With a few crayons, some markers, lined paper and construction paper there's a LOT of time-killing to be had. I prefer Crayola crayons. They run across the construction paper smoothly, without sliding. I don't know if it has to do with the wax content? Really, I don't know. Some of the bargain bin crayons just don't present as pretty a picture.
They've also go markers and colored pencils. I like the Twistables color pencils - no pencil sharpener required, but I don't recommend them for younger kids. It is too much fun twisting out the pencil to expect the younger set to not do it for fun and then forget to twist it back in before starting to draw. *snap* =(
Construction paper, glue sticks, kid-safe scissors. Yes, they're old enough for regular scissors - safety-wise - but the smaller ones fit their hands better.
We don't give the kids glitter. Ever. It's a big mess and three months after a glitter catastrophe, I'd still find glitter. How do I know this? Because the "no glitter" rule doesn't apply to Grandma and Grandpa. Grandma puts glitter in birthday and holiday cards. One wayward sneeze and there's a mess.
Yes, I allow the kids to play video games. I have to approve of the game and they're limited in how long they're on the devices. They each have a Nintendo DS and there's an old Gameboy and Gameboy color around. The DSs get to plug in to charge - bonus!

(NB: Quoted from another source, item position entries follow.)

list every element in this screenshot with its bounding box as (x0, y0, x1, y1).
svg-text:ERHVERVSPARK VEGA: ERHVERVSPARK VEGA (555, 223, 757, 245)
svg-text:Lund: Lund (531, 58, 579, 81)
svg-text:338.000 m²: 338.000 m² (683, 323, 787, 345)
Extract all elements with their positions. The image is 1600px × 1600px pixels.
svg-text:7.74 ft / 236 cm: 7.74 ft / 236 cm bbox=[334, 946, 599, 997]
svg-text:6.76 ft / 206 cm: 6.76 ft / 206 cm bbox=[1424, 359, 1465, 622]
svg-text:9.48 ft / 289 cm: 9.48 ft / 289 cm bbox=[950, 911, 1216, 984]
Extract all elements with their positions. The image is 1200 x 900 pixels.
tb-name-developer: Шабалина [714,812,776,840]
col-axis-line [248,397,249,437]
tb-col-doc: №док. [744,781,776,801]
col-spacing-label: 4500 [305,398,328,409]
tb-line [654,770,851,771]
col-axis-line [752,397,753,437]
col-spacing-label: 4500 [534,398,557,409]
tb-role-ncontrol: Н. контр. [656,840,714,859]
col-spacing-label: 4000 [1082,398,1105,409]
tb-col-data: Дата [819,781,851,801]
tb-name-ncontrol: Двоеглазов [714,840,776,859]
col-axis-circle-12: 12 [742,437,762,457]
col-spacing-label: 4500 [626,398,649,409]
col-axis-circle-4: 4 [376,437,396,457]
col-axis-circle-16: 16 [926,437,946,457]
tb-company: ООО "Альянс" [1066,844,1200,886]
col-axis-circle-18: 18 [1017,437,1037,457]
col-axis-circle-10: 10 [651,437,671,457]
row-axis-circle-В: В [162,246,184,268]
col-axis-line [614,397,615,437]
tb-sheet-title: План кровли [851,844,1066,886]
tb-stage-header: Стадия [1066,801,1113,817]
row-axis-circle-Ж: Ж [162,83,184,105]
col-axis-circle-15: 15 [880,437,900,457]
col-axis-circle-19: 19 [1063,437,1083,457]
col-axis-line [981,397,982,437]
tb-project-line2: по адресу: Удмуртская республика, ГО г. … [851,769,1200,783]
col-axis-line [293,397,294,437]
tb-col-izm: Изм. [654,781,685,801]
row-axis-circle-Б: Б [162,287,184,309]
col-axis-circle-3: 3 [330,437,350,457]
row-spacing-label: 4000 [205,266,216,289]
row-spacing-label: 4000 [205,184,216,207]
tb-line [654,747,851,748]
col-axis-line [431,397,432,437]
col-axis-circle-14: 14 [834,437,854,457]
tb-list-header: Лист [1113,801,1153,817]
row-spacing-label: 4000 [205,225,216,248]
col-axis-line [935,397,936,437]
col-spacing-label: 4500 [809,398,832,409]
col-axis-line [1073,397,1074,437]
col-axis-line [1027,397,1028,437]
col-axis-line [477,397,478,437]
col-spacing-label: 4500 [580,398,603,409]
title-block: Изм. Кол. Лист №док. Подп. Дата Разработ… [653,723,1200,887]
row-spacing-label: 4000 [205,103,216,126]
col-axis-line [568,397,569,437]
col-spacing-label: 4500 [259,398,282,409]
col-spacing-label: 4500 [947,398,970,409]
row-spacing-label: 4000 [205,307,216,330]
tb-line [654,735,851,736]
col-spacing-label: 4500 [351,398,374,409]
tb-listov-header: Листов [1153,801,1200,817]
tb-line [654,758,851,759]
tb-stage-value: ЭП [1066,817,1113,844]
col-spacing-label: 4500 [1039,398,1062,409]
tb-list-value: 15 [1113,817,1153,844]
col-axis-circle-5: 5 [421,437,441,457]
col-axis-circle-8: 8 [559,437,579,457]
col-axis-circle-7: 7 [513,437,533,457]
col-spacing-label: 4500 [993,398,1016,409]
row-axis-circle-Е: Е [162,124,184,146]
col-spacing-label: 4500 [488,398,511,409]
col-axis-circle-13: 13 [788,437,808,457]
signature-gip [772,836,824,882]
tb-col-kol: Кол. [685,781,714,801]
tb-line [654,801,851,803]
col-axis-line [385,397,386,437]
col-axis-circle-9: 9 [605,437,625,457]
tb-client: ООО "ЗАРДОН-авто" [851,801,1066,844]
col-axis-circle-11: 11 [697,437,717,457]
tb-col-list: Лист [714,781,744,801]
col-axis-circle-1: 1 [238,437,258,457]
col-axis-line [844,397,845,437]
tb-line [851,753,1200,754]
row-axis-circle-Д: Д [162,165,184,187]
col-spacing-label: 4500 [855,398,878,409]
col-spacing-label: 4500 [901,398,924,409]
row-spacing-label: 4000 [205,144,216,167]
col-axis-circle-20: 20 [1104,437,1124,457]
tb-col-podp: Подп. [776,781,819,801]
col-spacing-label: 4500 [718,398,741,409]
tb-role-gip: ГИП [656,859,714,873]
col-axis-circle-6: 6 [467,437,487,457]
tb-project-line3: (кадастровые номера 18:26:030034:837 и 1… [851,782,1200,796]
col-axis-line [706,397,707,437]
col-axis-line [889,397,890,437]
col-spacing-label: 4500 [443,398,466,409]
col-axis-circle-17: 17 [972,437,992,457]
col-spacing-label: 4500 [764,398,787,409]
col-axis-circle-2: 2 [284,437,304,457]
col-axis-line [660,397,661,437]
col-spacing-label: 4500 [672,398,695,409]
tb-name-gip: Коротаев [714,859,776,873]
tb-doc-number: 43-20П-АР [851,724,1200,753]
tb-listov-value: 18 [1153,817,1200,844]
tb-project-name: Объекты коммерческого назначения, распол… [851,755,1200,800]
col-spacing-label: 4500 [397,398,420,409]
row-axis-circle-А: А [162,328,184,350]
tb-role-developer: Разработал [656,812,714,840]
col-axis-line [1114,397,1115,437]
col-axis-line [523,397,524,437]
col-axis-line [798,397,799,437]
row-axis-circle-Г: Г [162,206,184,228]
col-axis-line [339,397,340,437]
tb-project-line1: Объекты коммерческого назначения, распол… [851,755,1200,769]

They can play for an hour on school days.
They can play for two hours on non-school days.
I have the right to revoke their permission to play if it is a gorgeous day outside and they should be out there.
If either one of them messes up doing the dishes so badly they have to be redone the next night, neither of them can play until dishes have been washed successfully. Seriously. I don't want to pick up Tupperware and feel grease.
When we take trips and it is going to be a long car ride, they can play their DS - as long as the volume is turned off.